Imprese e Sindacato

Ripresa in chiaro oscuro, malgrado il boom del Pil restano ancora molte criticità da colmare

di Carlo Verdone – segretario nazionale ANCIMP

La ripresa economica è ormai un dato acclarato non solo dalle stime del Governo ma anche da numerose statistiche realizzate da Centri Studi (come quello di Confindustria) credibili ed affidabili. E’ vero che il 6,1% in più per il PIL italiano nel 2021 e un +4,1% nel 2022 recuperano abbondantemente il -9% del 2020 ma è altrettanto vero che bisogna tenere conto anche delle numerose criticità che questa ripresa non riesce ancora a colmare. Partiamo con l’occupazione: tutte le cifre rese note dai vari studi ed analisi del Ministero del Lavoro evidenziano che dopo la caduta dei vincoli di licenziamento non si è registrato il ciclone che si attendeva perché i 10.000 licenziamenti avuti a luglio sono in linea con quelli del 2019 ma qui non viene tenuto conto che ad uscire dal mercato del lavoro sono anche centinaia di migliaia di piccoli imprenditori e partite iva che la crisi covid ha letteralmente falciato.Fino ad ora la pandemia ci è costata oltre 300.000 attività che hanno chiuso i battenti e il numero è previsto in decisa crescita entro fine anno. Inoltre è da ritenere plausibile che nei prossimi mesi ci saranno ulteriori rimodulazioni sul personale per moltissime micro e piccole imprese che risultano il vero anello debole di tutto il sistema e che dovranno scontare anche una cronica e strutturale mancanza di investimenti.

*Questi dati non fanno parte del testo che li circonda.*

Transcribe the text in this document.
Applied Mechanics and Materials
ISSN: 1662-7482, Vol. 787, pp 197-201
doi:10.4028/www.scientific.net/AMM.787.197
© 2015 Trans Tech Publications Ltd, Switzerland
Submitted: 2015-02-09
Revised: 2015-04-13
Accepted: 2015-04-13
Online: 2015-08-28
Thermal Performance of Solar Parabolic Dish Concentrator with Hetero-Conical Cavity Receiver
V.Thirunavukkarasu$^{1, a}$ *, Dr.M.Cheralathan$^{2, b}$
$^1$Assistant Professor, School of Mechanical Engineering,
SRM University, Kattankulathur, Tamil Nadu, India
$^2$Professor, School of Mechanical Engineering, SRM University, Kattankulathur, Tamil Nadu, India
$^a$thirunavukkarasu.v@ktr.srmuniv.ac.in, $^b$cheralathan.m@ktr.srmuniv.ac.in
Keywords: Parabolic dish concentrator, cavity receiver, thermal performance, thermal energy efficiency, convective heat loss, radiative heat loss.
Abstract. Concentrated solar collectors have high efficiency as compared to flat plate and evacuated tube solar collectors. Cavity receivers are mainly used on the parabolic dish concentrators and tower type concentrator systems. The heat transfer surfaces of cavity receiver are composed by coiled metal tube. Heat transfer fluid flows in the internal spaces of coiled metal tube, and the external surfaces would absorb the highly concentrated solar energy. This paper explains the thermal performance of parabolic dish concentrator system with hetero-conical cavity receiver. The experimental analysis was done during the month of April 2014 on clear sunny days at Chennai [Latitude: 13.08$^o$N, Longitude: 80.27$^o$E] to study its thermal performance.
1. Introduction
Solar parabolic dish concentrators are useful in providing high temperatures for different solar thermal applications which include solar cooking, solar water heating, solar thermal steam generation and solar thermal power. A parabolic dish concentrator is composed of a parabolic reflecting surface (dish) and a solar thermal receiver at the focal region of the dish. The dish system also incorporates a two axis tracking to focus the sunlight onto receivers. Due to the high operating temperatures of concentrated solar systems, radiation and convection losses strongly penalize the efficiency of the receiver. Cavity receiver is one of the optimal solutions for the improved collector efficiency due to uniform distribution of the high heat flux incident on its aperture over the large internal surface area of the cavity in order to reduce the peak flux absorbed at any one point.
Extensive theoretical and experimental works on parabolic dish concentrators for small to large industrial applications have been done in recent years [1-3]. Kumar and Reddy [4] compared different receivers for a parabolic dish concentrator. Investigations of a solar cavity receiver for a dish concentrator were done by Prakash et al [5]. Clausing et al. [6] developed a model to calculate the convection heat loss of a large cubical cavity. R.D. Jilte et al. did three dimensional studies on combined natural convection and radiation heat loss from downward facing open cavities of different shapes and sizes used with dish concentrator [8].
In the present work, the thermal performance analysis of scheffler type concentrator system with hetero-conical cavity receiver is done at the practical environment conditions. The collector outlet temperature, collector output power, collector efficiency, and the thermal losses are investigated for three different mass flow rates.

La ripresa dei consumi prevista in aumento del 4,3% quest’anno e del 3,5% nel 2022 è frutto di una maggiore libertà di movimento dopo oltre un anno di chiusure e restrizioni e da una sospensione delle rate di mutui, prestiti e carichi tributari (sospensione che ha generato una moderata liquidità spesa soprattutto nei mesi estivi) che però tra qualche mese saranno di nuovo in pista e l’impatto sarà decisamente invasivo. Proprio sul fronte del credito alle imprese e sulle famigerate cartelle esattoriali bisogna che il Governo sia più incisivo e prenda provvedimenti risolutivi senza continuare ad utilizzare la politica del “rimando”. L’incertezza che viene generata da questi continui provvedimenti tampone che spostano il limite delle scadenze ogni volta di qualche settimana o mese provoca un danno enorme alle imprese e alle famiglie che non possono programmare gli investimenti. Provvedimenti sul c.d. “saldo e stralcio” e rateizzazione lunga senza sanzione per i debiti tributari devono essere prese con la massima sollecitudine facendole seguire da una riforma strutturale del Fisco che alleggerisca le imposte su imprese e famiglie generando quella liquidità necessaria ad approntare investimenti produttivi.

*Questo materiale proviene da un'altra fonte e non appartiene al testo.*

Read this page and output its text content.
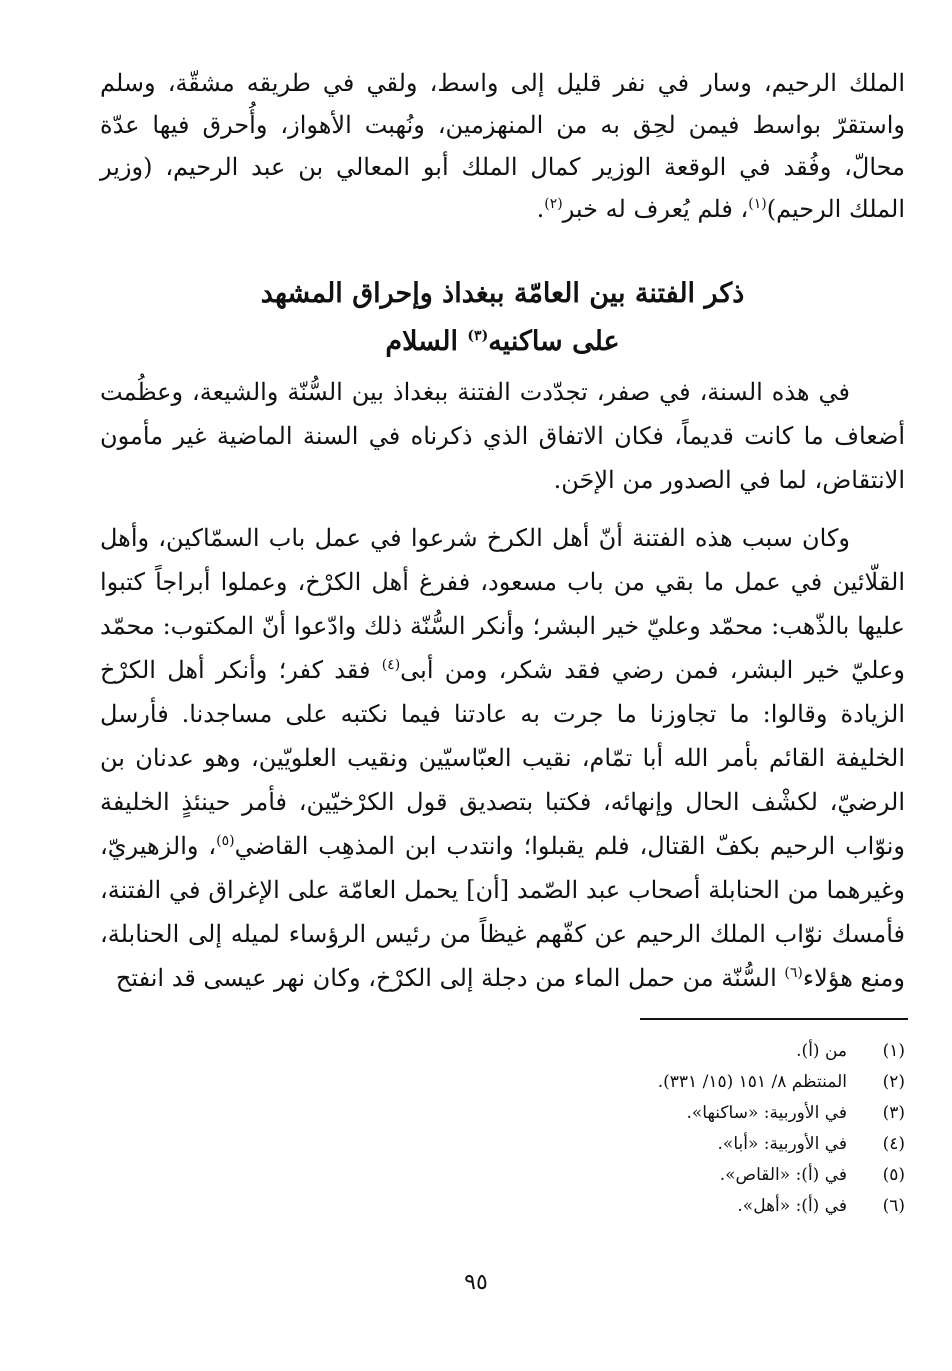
الملك الرحيم، وسار في نفر قليل إلى واسط، ولقي في طريقه مشقّة، وسلم واستقرّ بواسط فيمن لحِق به من المنهزمين، ونُهبت الأهواز، وأُحرق فيها عدّة محالّ، وفُقد في الوقعة الوزير كمال الملك أبو المعالي بن عبد الرحيم، (وزير الملك الرحيم)$^{(١)}$، فلم يُعرف له خبر$^{(٢)}$.
ذكر الفتنة بين العامّة ببغداذ وإحراق المشهد
على ساكنيه$^{(٣)}$ السلام
في هذه السنة، في صفر، تجدّدت الفتنة ببغداذ بين السُّنّة والشيعة، وعظُمت أضعاف ما كانت قديماً، فكان الاتفاق الذي ذكرناه في السنة الماضية غير مأمون الانتقاض، لما في الصدور من الإحَن.
وكان سبب هذه الفتنة أنّ أهل الكرخ شرعوا في عمل باب السمّاكين، وأهل القلّائين في عمل ما بقي من باب مسعود، ففرغ أهل الكرْخ، وعملوا أبراجاً كتبوا عليها بالذّهب: محمّد وعليّ خير البشر؛ وأنكر السُّنّة ذلك وادّعوا أنّ المكتوب: محمّد وعليّ خير البشر، فمن رضي فقد شكر، ومن أبى$^{(٤)}$ فقد كفر؛ وأنكر أهل الكرْخ الزيادة وقالوا: ما تجاوزنا ما جرت به عادتنا فيما نكتبه على مساجدنا. فأرسل الخليفة القائم بأمر الله أبا تمّام، نقيب العبّاسيّين ونقيب العلويّين، وهو عدنان بن الرضيّ، لكشْف الحال وإنهائه، فكتبا بتصديق قول الكرْخيّين، فأمر حينئذٍ الخليفة ونوّاب الرحيم بكفّ القتال، فلم يقبلوا؛ وانتدب ابن المذهِب القاضي$^{(٥)}$، والزهيريّ، وغيرهما من الحنابلة أصحاب عبد الصّمد [أن] يحمل العامّة على الإغراق في الفتنة، فأمسك نوّاب الملك الرحيم عن كفّهم غيظاً من رئيس الرؤساء لميله إلى الحنابلة، ومنع هؤلاء$^{(٦)}$ السُّنّة من حمل الماء من دجلة إلى الكرْخ، وكان نهر عيسى قد انفتح
(١)
من (أ).
(٢)
المنتظم ٨/ ١٥١ (١٥/ ٣٣١).
(٣)
في الأوربية: «ساكنها».
(٤)
في الأوربية: «أبا».
(٥)
في (أ): «القاص».
(٦)
في (أ): «أهل».
٩٥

Altro fronte caldo è la riforma degli ammortizzatori sociali. Una riforma che deve puntare alla creazione di opportunità di reinserimento nel mondo del lavoro e non ad un semplice sistema di assistenzialismo statale ormai anacronistico e dannoso anche per la dignità di coloro che si trovano nello stato di disoccupazione. Occorre dare alla riforma un impianto innovativo, coinvolgendo aziende, enti di formazione, parti sociali e sfruttando anche tutte le potenzialità della rete nella creazione di opportunità lavorative. Il mondo del lavoro sta subendo una trasformazione epocale e non possiamo stare a guardare: bisogna agire nel tempo e nei modi che ci vengono imposti da questo cambiamento. Abbiamo constatato che il reddito di cittadinanza si è rivelata una pura forma di assistenzialismo statale (che beninteso è stata utile nei momenti più critici della crisi covid) ma che ha mancato l’obiettivo principale: reinserire i soggetti disoccupati nel mondo del lavoro. La misura deve essere completamente ripensata alla luce dell’esperienza fatta e prevedere un maggiore coinvolgimento delle imprese nei processi di riqualificazione e di formazione dei beneficiari del reddito di cittadinanza. Senza un percorso di formazione mirato e adeguato a sviluppare nuove competenze avremo sempre più soggetti che non riusciranno a competere sul mercato del lavoro.
L’Italia in questa fase si sta giocando il futuro di intere generazioni. L’attuazione del Piano di Ripresa e Resilienza (PNRR) non può prescindere da quelle riforme strutturali che l’Europa ci chiede e che comunque sono fondamentali affinchè gli investimenti previsti dal piano siano realmente produttivi e possano cambiare davvero il volto economico, sociale e produttivo del nostro Paese.